Interestingly, the perspective of two advertisers on different sides of the fence as it were (who spoke in two different sessions) were diametrically opposite on the subject of funded programming. Chris Monaco, director entertainment marketing of liquor giant Allied Domecq, said the kind of restrictions placed on alcohol advertising (a big issue in India as well) perforce meant that his company was increasingly looking to own content across the whole value chain, including distribution.

Monaco, was however, quite clear that there had to be very clear objectives laid down in how to go about it. What Monaco strongly advised against was the rush by many companies to get onto the latest hit without a clear action plan or clarity in terms of what the whole effort was meant to achieve for the brand.

Allied Domecq, according to Monaco, entered into funded programming only if it was in from concept to delivery and results were based on clear parameters - Did it meet our goals out of the gate? Stressing the point, Monaco said his programming roadmap was laid right up to 2007 and, therefore, was no question of ever pitching to fund the latest hit show.

For Nandini Gulati, manager, Integrated Marketing Communication, EEME - Coca-Cola  UK, however, speaking at the Branded Programming Clinic, the way to go was through content association rather than ownership of content.
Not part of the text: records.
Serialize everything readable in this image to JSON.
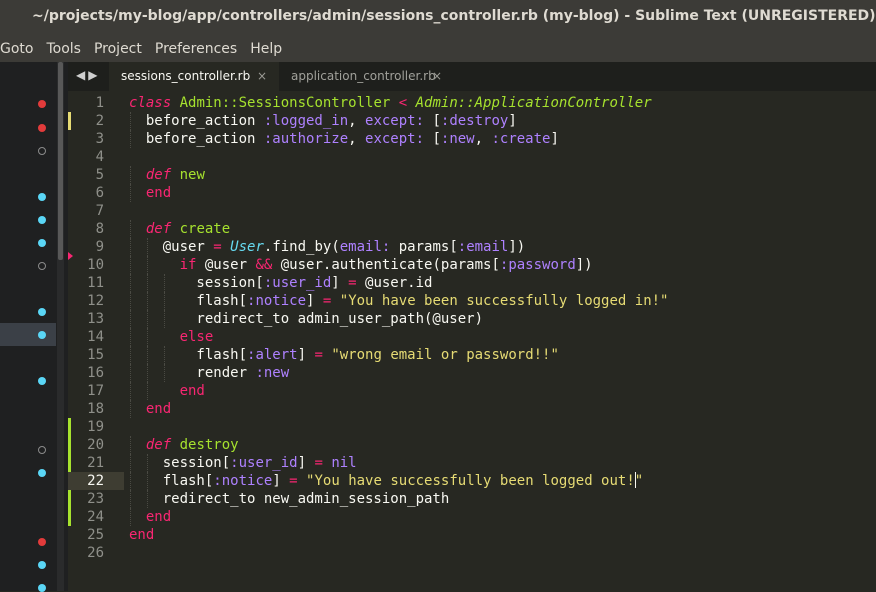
{
  "window": {
    "title": "~/projects/my-blog/app/controllers/admin/sessions_controller.rb (my-blog) - Sublime Text (UNREGISTERED)"
  },
  "menu": [
    "Goto",
    "Tools",
    "Project",
    "Preferences",
    "Help"
  ],
  "tabs": [
    {
      "label": "sessions_controller.rb",
      "active": true,
      "close": "×"
    },
    {
      "label": "application_controller.rb",
      "active": false,
      "close": "×"
    }
  ],
  "nav": {
    "back": "◀",
    "forward": "▶"
  },
  "editor": {
    "current_line": 22,
    "line_numbers": [
      "1",
      "2",
      "3",
      "4",
      "5",
      "6",
      "7",
      "8",
      "9",
      "10",
      "11",
      "12",
      "13",
      "14",
      "15",
      "16",
      "17",
      "18",
      "19",
      "20",
      "21",
      "22",
      "23",
      "24",
      "25",
      "26"
    ],
    "lines": [
      [
        [
          "kwi",
          "class"
        ],
        [
          "plain",
          " "
        ],
        [
          "cls",
          "Admin::SessionsController"
        ],
        [
          "plain",
          " "
        ],
        [
          "op",
          "<"
        ],
        [
          "plain",
          " "
        ],
        [
          "clsi",
          "Admin::ApplicationController"
        ]
      ],
      [
        [
          "plain",
          "  before_action "
        ],
        [
          "sym",
          ":logged_in"
        ],
        [
          "plain",
          ", "
        ],
        [
          "sym",
          "except:"
        ],
        [
          "plain",
          " ["
        ],
        [
          "sym",
          ":destroy"
        ],
        [
          "plain",
          "]"
        ]
      ],
      [
        [
          "plain",
          "  before_action "
        ],
        [
          "sym",
          ":authorize"
        ],
        [
          "plain",
          ", "
        ],
        [
          "sym",
          "except:"
        ],
        [
          "plain",
          " ["
        ],
        [
          "sym",
          ":new"
        ],
        [
          "plain",
          ", "
        ],
        [
          "sym",
          ":create"
        ],
        [
          "plain",
          "]"
        ]
      ],
      [
        [
          "plain",
          ""
        ]
      ],
      [
        [
          "plain",
          "  "
        ],
        [
          "kwi",
          "def"
        ],
        [
          "plain",
          " "
        ],
        [
          "fn",
          "new"
        ]
      ],
      [
        [
          "plain",
          "  "
        ],
        [
          "kw",
          "end"
        ]
      ],
      [
        [
          "plain",
          ""
        ]
      ],
      [
        [
          "plain",
          "  "
        ],
        [
          "kwi",
          "def"
        ],
        [
          "plain",
          " "
        ],
        [
          "fn",
          "create"
        ]
      ],
      [
        [
          "plain",
          "    @user "
        ],
        [
          "op",
          "="
        ],
        [
          "plain",
          " "
        ],
        [
          "ty",
          "User"
        ],
        [
          "plain",
          ".find_by("
        ],
        [
          "sym",
          "email:"
        ],
        [
          "plain",
          " params["
        ],
        [
          "sym",
          ":email"
        ],
        [
          "plain",
          "])"
        ]
      ],
      [
        [
          "plain",
          "      "
        ],
        [
          "kw",
          "if"
        ],
        [
          "plain",
          " @user "
        ],
        [
          "op",
          "&&"
        ],
        [
          "plain",
          " @user.authenticate(params["
        ],
        [
          "sym",
          ":password"
        ],
        [
          "plain",
          "])"
        ]
      ],
      [
        [
          "plain",
          "        session["
        ],
        [
          "sym",
          ":user_id"
        ],
        [
          "plain",
          "] "
        ],
        [
          "op",
          "="
        ],
        [
          "plain",
          " @user.id"
        ]
      ],
      [
        [
          "plain",
          "        flash["
        ],
        [
          "sym",
          ":notice"
        ],
        [
          "plain",
          "] "
        ],
        [
          "op",
          "="
        ],
        [
          "plain",
          " "
        ],
        [
          "str",
          "\"You have been successfully logged in!\""
        ]
      ],
      [
        [
          "plain",
          "        redirect_to admin_user_path(@user)"
        ]
      ],
      [
        [
          "plain",
          "      "
        ],
        [
          "kw",
          "else"
        ]
      ],
      [
        [
          "plain",
          "        flash["
        ],
        [
          "sym",
          ":alert"
        ],
        [
          "plain",
          "] "
        ],
        [
          "op",
          "="
        ],
        [
          "plain",
          " "
        ],
        [
          "str",
          "\"wrong email or password!!\""
        ]
      ],
      [
        [
          "plain",
          "        render "
        ],
        [
          "sym",
          ":new"
        ]
      ],
      [
        [
          "plain",
          "      "
        ],
        [
          "kw",
          "end"
        ]
      ],
      [
        [
          "plain",
          "  "
        ],
        [
          "kw",
          "end"
        ]
      ],
      [
        [
          "plain",
          ""
        ]
      ],
      [
        [
          "plain",
          "  "
        ],
        [
          "kwi",
          "def"
        ],
        [
          "plain",
          " "
        ],
        [
          "fn",
          "destroy"
        ]
      ],
      [
        [
          "plain",
          "    session["
        ],
        [
          "sym",
          ":user_id"
        ],
        [
          "plain",
          "] "
        ],
        [
          "op",
          "="
        ],
        [
          "plain",
          " "
        ],
        [
          "nil",
          "nil"
        ]
      ],
      [
        [
          "plain",
          "    flash["
        ],
        [
          "sym",
          ":notice"
        ],
        [
          "plain",
          "] "
        ],
        [
          "op",
          "="
        ],
        [
          "plain",
          " "
        ],
        [
          "str",
          "\"You have successfully been logged out!"
        ],
        [
          "cursor",
          ""
        ],
        [
          "str",
          "\""
        ]
      ],
      [
        [
          "plain",
          "    redirect_to new_admin_session_path"
        ]
      ],
      [
        [
          "plain",
          "  "
        ],
        [
          "kw",
          "end"
        ]
      ],
      [
        [
          "kw",
          "end"
        ]
      ],
      [
        [
          "plain",
          ""
        ]
      ]
    ]
  },
  "colors": {
    "background": "#272822",
    "keyword": "#f92672",
    "class_name": "#a6e22e",
    "symbol": "#ae81ff",
    "string": "#e6db74",
    "type": "#66d9ef"
  }
}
Gulati raised a valid point that had been rather submerged in the earlier session which had an all-American panel (as opposed to an all-English panel for her session), that the very real danger of branded programming was that the increasingly sophisticated viewer would get turned off by increasing branding activity, which could make everyone a loser.
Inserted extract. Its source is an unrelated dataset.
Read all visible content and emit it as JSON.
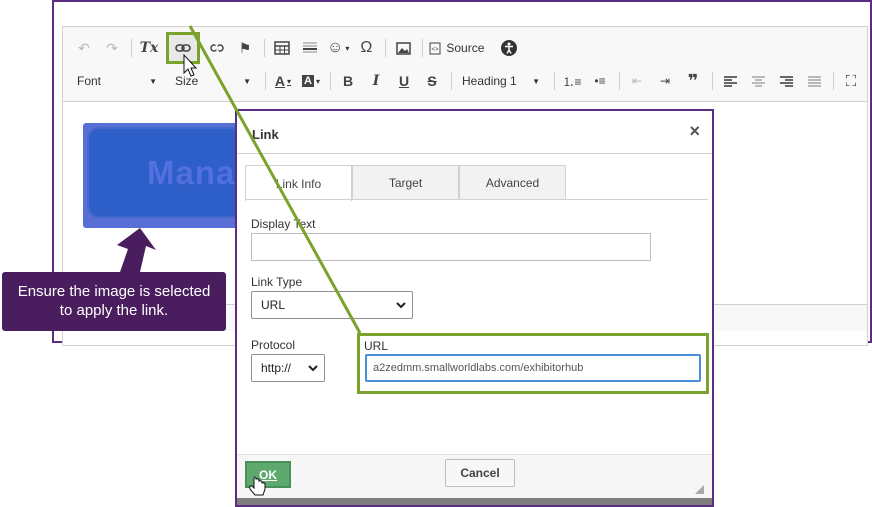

In all fairness though, that was the thread that was running through both the sessions  that it would be foolhardy to enter a branding activity if there was no fit between the storyboard and the brand.

Some points that came through:

Reality and lifestyle shows generally lent themselves to branding better than scripted shows.

Branding on scripted shows, if done well, offers a much greater payback because of long shelf life

Brands will increasingly aim to own content

Big ideas need to work across platforms

And the future? According to Channel 4 International - UK deputy managing director John Nolan, The best is yet to come.